Wiener won't break ground on the Riverside garage until the state Division of Housing and Community Renewal confirms landscaping on top of it, including new trees and a fountain, can be used to justify lifting a rent freeze on the property. About 60 of the 155 apartments have been under a freeze since the mid 1990s, when the courtyard was illegally paved over. The tenants have fought Wiener's DHCR application in court since 2008, arguing that simply replacing concrete with grass would restore the courtyard just fine. (A DHCR spokeswoman said the agency does not comment on open cases.)
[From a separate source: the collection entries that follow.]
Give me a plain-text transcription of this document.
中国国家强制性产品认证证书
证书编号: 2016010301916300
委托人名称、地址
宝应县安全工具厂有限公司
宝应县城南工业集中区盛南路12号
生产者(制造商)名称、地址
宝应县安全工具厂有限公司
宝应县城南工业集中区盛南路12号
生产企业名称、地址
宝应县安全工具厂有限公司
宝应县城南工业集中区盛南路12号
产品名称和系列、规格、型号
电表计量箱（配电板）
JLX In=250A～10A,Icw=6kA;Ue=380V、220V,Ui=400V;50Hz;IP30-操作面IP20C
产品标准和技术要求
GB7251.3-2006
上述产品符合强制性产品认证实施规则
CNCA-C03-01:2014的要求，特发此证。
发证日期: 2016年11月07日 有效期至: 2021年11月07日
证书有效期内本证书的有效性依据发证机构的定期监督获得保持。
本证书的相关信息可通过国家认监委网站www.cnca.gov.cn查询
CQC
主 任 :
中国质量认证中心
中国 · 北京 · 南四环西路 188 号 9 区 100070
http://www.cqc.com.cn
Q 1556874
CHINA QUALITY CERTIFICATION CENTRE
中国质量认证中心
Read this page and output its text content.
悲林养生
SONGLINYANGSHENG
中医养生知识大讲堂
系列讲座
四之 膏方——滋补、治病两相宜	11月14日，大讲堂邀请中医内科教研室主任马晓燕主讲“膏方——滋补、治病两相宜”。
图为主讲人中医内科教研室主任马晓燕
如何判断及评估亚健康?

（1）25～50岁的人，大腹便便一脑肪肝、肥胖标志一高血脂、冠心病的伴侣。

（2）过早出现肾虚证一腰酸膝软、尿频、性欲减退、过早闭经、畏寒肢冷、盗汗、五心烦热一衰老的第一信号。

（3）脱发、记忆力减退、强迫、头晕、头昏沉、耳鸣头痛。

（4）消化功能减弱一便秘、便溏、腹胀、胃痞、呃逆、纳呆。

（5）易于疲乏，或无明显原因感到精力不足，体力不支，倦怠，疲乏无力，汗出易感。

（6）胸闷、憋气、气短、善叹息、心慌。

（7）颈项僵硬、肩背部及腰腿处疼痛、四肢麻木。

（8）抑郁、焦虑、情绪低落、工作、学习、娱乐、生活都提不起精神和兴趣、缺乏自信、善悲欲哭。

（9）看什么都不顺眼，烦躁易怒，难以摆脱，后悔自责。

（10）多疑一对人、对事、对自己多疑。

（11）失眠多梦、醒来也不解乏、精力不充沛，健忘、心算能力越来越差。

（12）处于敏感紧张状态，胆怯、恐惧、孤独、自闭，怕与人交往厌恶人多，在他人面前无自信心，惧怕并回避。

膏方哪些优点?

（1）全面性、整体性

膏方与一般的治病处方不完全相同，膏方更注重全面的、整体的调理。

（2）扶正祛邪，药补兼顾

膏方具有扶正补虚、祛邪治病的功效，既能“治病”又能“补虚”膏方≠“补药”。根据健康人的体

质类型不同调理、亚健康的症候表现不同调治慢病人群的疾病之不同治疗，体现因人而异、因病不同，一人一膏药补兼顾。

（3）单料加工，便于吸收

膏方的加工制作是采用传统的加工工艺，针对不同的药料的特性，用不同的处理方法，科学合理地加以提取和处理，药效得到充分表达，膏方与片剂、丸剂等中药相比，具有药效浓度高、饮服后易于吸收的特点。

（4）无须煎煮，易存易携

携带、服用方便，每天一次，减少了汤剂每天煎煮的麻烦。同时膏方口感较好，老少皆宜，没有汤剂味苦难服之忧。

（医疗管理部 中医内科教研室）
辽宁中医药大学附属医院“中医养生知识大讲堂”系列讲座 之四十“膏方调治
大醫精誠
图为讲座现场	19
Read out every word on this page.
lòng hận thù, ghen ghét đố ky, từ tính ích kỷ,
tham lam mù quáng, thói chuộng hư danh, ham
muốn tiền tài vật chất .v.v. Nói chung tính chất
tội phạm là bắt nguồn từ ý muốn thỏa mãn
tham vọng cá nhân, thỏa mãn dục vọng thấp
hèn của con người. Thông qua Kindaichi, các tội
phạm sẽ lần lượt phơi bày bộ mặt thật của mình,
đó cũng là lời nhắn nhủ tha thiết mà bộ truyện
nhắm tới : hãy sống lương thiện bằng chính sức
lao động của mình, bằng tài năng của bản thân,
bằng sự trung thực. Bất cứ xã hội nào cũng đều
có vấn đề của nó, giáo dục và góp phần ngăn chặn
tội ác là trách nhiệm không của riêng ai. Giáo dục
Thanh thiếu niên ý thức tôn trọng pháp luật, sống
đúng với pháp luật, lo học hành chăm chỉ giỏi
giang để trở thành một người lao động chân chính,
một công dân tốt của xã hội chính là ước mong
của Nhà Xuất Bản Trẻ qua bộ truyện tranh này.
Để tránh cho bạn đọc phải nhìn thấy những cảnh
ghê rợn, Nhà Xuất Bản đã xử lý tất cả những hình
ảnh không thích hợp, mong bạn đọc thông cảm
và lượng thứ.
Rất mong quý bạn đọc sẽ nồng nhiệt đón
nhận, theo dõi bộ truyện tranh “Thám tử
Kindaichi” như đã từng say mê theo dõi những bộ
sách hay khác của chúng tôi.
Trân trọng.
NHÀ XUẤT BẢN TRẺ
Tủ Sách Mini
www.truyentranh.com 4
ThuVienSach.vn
Many of the apartments are market rate, thanks to turnover and overcharges, according to the tenants' attorneys (Fisher denied this, saying that only one apartment is market rate). Still, some tenants pay less than $1,000 per month—a unicorn in Brooklyn Heights. According to Fisher, tenants are fighting the garage because "they don't want their rents to go up."

"It's hard to have confidence in a landlord whose entire business model is buying up regulated buildings, and forcing tenants out," countered one tenant who spoke anonymously, fearing retribution. "We believe the entire parking garage is a ruse to structurally destabilize the building."

Asked to comment on the garage approval, City Hall deferred to DOB.

"This project has been extensively reviewed by DOB, including a post-approval audit, as well as by multiple other city and state agencies," a spokesman stated. "The Department will closely monitor this project, but if tenants have concerns, they should report them to 311 and DOB will respond as quickly as possible."

The Mayor's Office provided Gothamist with various approval letters for the project, including one dated June 2015 from city DOT. CC'd on that letter is Robert Collyer, DOT deputy commissioner for bridges, and a lead on the BQE project. We approached Collyer last fall after a public meeting about the upcoming renovations. He said he was not aware of the garage plan.

"I don't see the plans that come in for review and approval," Collyer said. "Me, personally, I wouldn't see it. Maybe ever. But when the project starts and we go out there to look, then I'll want to know how they got approval. It doesn't slip through."

Could DOT hit the brakes at that point?

"Well," Collyer said, "If it's already been approved, getting it to stop is not going to happen."